The microbial community around mangrove roots is crucial for the plants’ ability to cope with stresses in their environment. A research team from KAUST shows it may be possible to use the bacteria associated with the gray mangrove Avicennia marina to help other stressed or damaged ecosystems1.
The team from University’s Computational Bioscience Research Center collected samples in the northern Red Sea region of sediments near mangrove roots (the rhizosphere) and from areas without mangroves. After sequencing the DNA found in the sediments, they analyzed the data with a collection of computational tools, including the Automatic Annotation of Microbial Genomes at KAUST, which is optimized for metagenomics data.
This custom-built platform was developed by Intikhab Alam, a member of the team led by Vladimir Bajic, a senior author of this study. The study revealed that the microbial population in the rhizosphere was enriched in bacteria from particular taxonomic and functional groups, leading to greater breakdown of aromatic hydrocarbons, increased potassium metabolism and more mobile genetic elements in the community.
The researchers believe that these changes result from mangroves releasing certain chemicals to attract microbes that can assist in coping with stress. For example, bacteria that manipulate the levels of potassium and other chemicals can help the plants maintain their water balance in a salty environment. Similarly, bacteria that break down hydrocarbons can reduce toxic contaminants around the roots.

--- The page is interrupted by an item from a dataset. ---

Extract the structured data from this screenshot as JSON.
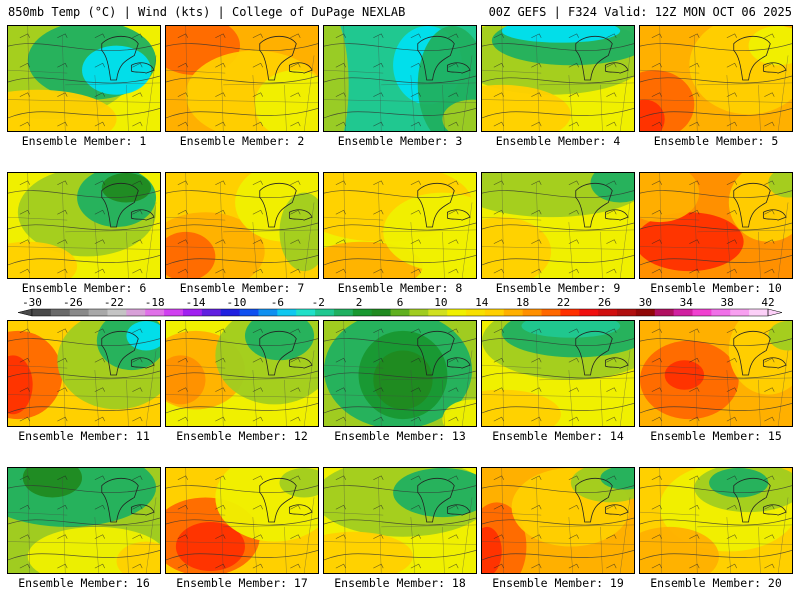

The study’s detection of bacteria that metabolize hydrocarbons also suggests that the soil around the mangroves has
been contaminated with oil.
“We thought that was strange because the mangrove sites looked quite pristine, but our results suggest the opposite,” said Magbubah Essack, a KAUST research scientist and one of the lead authors of the study.
The researchers believe that level of contaminants might be relatively low and speculate that the hydrocarbons might come from leaks in boats or seepage from construction in the area.
Essack hopes that identifying and understanding
the bacteria in these ecosystems will help address problems elsewhere.
“These communities very likely inhabit locations where we could bioprospect for bacteria that could be used for bioremediation,” she said.
Bacteria growing in hydrocarbon-contaminated areas also tend to produce more antibiotics, so bioprospecting might yield bacteria that produce novel antibiotics as well. The team is currently trying to isolate these bacteria and extend their study to other mangrove populations in Saudi Arabia.